Bardé de ces convictions fortes qui rappellent – dans un genre très différent – Lovecraft, Watts entraîne le lecteur à sa suite, des coulisses de Vision Aveugle et d’Échopraxie à celles de Starfish, en passant par quantité d’univers indépendants tous sous-tendus par les mêmes certitudes. Numérisation ou fusion des « individus », modifications génétiques ou bioniques, transformations volontaires (ou pas…) des états de conscience. Si tout n’est que viande (le mot qu’il emploie), tout est modifiable pourvu qu’on ait la technologie adéquate. Toutes les expériences sont possibles, tous les échecs aussi. Le seul message ici est que la vie existe et se perpétue, souvent au prix de la violence physique, assistée par la technologie quand elle est disponible. La vie n’a rien à dire à un univers qui lui est indifférent. Les humains veulent survivre et se perpétuer, les aliens aussi, les animaux ne sont pas moralement supérieurs – Watts est l’homme qui affirma en interview « Animals are assholes » (les animaux sont des cons).

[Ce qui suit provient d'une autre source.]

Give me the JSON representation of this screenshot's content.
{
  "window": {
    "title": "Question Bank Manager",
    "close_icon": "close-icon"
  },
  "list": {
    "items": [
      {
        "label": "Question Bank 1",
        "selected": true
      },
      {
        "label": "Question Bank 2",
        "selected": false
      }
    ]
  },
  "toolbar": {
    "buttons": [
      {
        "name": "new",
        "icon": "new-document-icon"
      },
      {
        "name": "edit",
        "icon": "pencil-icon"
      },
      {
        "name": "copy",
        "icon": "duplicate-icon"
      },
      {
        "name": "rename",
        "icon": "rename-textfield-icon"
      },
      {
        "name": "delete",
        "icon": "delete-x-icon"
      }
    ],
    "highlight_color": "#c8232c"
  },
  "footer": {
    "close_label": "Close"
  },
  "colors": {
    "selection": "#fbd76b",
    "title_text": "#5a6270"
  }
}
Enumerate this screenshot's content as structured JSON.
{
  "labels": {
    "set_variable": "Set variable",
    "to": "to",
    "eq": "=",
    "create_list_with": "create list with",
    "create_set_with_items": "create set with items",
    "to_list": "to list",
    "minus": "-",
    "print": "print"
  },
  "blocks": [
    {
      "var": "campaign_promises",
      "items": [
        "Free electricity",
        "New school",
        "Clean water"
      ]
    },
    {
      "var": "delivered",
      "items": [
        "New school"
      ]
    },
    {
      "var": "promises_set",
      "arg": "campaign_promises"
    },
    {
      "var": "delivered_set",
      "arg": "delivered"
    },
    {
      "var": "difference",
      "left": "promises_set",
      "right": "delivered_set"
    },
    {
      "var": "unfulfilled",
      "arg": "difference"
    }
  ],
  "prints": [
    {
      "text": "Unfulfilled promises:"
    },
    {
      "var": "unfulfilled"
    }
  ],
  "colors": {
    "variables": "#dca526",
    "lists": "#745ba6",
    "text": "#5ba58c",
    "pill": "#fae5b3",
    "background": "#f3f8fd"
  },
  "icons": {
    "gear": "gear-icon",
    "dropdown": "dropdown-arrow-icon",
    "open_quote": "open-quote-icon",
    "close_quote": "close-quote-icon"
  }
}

Pour exprimer son postulat, Watts manie le champ lexical scientifique avec une virtuosité qui donne l’impression qu’il ne ferait que décrire un monde qu’il voit. Tout est clair, tout se tient, l’aspect factuel de son style donne à ses textes la force de l’évidence.
Au-delà du gouffre est donc un recueil moderne, brillant, engagé au bon sens du terme. Et l’ensemble, s’il est dur, n’est jamais glauque ; l’auteur se définit comme un optimiste en colère, pas comme un pessimiste.